By the end of this guide

Configure Vi to return structured output from any image in JSON, YAML, code, or any custom format you define.


What is structured extraction?

When you ask a VQA model "Is there a defect?", it might say "Yes, I can see a scratch on the left side." That's useful for a human but hard to process programmatically.

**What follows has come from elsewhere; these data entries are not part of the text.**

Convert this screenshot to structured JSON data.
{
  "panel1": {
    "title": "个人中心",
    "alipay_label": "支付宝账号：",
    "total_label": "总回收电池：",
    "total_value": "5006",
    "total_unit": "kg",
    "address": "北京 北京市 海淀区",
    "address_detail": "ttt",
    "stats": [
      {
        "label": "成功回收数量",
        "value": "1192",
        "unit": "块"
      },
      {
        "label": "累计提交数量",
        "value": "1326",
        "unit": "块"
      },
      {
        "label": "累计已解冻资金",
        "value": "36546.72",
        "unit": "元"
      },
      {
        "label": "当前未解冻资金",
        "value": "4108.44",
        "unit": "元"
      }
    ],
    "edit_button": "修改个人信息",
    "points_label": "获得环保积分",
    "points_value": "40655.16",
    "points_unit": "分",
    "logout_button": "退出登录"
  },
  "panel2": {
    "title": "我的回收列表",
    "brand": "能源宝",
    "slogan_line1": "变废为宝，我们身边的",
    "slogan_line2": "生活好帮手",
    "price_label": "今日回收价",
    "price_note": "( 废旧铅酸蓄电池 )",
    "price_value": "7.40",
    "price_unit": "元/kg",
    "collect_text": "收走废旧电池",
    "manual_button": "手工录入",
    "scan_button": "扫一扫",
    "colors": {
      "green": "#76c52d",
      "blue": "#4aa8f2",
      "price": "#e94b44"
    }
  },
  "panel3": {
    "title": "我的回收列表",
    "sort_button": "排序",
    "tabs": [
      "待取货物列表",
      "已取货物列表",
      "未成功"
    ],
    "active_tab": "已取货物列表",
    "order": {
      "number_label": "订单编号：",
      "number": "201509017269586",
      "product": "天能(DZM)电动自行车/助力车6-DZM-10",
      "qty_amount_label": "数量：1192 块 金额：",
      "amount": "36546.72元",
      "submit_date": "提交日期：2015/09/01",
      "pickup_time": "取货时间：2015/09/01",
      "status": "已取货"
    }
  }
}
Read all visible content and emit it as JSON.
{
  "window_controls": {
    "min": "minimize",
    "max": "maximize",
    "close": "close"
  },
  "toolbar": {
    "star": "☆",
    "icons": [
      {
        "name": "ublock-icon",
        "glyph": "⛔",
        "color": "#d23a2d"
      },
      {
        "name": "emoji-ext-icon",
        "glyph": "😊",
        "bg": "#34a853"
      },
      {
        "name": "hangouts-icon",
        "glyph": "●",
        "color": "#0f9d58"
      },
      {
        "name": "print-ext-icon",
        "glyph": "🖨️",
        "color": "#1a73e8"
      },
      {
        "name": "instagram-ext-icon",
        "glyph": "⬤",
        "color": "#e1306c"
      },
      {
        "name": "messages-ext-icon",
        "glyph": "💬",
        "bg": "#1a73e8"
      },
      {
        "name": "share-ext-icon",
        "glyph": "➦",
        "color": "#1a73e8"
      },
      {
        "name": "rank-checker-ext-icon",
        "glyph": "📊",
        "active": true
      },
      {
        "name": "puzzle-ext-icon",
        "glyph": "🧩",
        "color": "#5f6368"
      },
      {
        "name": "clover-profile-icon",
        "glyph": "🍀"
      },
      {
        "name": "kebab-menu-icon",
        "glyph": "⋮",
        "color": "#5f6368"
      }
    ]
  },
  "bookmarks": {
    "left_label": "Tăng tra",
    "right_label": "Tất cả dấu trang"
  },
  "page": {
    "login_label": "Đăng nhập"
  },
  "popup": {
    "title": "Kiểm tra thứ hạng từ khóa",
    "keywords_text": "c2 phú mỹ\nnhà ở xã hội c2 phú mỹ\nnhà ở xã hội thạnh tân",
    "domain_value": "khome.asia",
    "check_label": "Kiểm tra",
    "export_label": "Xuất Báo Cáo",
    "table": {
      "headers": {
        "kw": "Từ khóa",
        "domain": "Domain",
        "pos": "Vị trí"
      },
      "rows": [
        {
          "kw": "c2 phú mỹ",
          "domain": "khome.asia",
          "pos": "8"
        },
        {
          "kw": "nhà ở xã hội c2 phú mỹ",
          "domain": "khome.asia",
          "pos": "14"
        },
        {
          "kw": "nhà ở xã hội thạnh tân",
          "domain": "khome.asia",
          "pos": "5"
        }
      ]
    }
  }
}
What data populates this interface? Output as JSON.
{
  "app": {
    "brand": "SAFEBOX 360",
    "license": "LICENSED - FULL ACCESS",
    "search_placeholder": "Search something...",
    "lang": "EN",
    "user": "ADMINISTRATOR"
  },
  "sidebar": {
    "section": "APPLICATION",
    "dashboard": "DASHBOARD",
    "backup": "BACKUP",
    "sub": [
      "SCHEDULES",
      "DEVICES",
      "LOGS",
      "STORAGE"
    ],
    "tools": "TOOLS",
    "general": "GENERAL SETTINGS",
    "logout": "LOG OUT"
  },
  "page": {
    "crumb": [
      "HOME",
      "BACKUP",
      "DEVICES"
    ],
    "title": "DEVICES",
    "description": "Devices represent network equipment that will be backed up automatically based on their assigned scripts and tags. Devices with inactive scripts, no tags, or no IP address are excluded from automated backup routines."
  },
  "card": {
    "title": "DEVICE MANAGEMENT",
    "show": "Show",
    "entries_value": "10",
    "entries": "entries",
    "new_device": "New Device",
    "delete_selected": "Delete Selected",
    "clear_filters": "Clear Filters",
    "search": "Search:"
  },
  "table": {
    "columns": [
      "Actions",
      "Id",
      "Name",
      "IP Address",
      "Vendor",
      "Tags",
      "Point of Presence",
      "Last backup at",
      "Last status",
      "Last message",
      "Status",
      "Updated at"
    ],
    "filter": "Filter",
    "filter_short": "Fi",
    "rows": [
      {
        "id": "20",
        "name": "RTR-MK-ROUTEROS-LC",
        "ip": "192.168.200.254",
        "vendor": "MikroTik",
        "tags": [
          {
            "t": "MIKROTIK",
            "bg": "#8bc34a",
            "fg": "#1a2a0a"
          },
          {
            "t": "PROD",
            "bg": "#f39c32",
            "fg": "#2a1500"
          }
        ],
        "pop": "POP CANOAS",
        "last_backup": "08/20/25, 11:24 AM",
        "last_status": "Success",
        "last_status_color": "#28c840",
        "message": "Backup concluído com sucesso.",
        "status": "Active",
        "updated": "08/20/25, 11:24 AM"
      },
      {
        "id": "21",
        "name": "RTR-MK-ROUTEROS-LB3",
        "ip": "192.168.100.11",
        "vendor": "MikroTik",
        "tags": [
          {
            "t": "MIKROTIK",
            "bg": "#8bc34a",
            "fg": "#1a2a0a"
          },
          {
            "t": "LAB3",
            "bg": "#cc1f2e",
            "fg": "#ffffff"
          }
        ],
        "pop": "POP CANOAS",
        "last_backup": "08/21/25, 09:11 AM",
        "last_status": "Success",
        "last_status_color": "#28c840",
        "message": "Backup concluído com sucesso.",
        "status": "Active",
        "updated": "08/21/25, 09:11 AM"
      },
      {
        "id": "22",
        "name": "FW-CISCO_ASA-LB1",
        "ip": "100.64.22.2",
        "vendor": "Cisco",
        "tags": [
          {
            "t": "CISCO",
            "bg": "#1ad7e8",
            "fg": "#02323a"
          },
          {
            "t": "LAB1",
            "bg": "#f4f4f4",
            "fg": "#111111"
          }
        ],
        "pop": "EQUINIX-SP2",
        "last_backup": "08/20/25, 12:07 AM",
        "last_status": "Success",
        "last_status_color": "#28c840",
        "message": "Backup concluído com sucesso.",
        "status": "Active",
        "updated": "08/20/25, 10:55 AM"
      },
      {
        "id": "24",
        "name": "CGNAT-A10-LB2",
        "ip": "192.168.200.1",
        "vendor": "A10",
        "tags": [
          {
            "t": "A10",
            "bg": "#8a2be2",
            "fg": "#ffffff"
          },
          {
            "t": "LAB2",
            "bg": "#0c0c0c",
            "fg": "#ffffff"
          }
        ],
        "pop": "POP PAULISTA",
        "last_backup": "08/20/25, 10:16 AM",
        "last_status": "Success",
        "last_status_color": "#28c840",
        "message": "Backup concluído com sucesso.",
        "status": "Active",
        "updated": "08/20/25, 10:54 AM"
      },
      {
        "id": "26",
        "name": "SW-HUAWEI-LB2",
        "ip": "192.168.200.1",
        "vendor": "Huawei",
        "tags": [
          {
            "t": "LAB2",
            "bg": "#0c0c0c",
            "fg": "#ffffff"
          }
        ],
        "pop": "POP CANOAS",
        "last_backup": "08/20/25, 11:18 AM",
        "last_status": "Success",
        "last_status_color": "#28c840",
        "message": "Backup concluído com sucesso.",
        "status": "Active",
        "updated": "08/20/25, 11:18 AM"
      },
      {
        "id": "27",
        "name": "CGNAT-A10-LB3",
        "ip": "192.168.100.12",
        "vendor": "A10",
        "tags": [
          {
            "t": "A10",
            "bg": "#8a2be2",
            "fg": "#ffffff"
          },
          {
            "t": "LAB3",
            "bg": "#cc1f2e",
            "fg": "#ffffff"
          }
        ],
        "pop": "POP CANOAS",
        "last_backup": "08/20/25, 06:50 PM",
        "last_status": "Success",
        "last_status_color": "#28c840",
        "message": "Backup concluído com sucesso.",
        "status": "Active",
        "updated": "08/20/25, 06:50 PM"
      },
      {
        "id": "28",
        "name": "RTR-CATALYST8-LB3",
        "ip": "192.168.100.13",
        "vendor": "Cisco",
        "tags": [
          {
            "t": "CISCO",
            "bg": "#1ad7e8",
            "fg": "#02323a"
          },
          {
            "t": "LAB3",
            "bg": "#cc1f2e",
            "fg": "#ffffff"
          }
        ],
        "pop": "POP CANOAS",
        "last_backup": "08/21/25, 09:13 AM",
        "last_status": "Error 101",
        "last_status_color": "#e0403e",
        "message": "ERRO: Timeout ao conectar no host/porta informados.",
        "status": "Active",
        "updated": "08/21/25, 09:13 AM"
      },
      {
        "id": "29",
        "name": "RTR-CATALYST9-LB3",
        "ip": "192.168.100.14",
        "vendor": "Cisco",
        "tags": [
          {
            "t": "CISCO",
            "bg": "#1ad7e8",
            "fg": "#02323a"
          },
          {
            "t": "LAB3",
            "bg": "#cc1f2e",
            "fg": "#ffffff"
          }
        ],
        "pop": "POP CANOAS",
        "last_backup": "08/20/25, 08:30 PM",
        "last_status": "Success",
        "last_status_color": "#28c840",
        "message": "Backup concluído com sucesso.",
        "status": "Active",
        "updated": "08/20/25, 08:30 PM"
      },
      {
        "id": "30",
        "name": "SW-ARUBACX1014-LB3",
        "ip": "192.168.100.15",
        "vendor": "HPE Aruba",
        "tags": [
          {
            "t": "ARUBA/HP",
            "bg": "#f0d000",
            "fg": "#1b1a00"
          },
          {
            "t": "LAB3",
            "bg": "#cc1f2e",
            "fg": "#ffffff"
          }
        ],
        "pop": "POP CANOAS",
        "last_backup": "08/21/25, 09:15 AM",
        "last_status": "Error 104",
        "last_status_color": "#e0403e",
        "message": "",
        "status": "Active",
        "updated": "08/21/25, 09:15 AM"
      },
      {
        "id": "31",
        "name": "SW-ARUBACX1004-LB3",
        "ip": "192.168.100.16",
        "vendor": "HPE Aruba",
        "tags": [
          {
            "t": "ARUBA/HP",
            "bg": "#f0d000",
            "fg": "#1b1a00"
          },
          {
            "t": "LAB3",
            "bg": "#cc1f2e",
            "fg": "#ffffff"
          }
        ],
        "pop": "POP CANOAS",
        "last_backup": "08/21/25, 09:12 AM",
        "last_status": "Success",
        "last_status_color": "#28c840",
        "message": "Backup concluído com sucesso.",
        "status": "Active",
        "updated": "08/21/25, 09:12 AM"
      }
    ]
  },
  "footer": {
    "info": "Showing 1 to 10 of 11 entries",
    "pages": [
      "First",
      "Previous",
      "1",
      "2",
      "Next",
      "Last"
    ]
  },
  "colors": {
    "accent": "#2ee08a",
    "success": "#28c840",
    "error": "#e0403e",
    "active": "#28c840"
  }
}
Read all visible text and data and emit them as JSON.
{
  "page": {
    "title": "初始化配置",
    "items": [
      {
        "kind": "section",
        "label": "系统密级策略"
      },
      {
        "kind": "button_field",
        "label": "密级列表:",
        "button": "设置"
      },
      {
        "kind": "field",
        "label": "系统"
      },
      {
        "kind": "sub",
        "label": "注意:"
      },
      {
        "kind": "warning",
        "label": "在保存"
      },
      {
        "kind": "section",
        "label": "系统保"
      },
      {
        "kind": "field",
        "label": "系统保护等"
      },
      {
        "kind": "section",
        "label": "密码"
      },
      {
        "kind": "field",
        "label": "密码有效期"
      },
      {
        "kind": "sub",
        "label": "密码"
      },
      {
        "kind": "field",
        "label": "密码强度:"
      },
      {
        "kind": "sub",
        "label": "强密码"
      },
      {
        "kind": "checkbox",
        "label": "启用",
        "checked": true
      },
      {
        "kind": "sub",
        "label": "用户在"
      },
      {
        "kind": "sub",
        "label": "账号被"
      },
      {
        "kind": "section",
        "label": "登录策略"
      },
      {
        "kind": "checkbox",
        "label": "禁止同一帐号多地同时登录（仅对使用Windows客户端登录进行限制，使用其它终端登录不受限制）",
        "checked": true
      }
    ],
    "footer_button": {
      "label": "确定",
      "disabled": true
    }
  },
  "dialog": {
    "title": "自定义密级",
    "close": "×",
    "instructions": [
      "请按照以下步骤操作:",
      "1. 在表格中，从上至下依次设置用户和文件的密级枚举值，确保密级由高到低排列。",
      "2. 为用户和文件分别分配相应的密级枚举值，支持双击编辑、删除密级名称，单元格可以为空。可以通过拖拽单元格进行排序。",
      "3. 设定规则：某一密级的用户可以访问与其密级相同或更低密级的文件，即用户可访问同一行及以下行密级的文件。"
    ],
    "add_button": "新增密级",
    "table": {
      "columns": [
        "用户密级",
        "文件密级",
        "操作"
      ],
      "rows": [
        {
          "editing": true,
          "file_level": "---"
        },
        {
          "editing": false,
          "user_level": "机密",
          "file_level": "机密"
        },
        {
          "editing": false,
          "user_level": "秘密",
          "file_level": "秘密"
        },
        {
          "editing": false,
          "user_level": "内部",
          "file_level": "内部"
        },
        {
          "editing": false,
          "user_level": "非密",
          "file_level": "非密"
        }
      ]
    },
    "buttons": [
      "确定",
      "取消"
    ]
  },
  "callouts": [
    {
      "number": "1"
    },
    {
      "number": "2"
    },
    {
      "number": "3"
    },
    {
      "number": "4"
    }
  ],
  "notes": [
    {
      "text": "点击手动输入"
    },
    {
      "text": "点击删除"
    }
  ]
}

Structured extraction teaches your model to respond in a predictable format instead. The format depends on your use case:

{
  "defect_found": true,
  "defect_type": "scratch",
  "location": "left side",
  "severity": "low"
}
defect_found: true
defect_type: scratch
location: left side
severity: low
{
    "defect_found": True,
    "defect_type": "scratch",
    "location": "left side",
    "severity": "low"
}
defect_found: YES
defect_type: scratch
location: left side
severity: low

Each of these can be parsed directly into your database, workflow, or application with minimal post-processing.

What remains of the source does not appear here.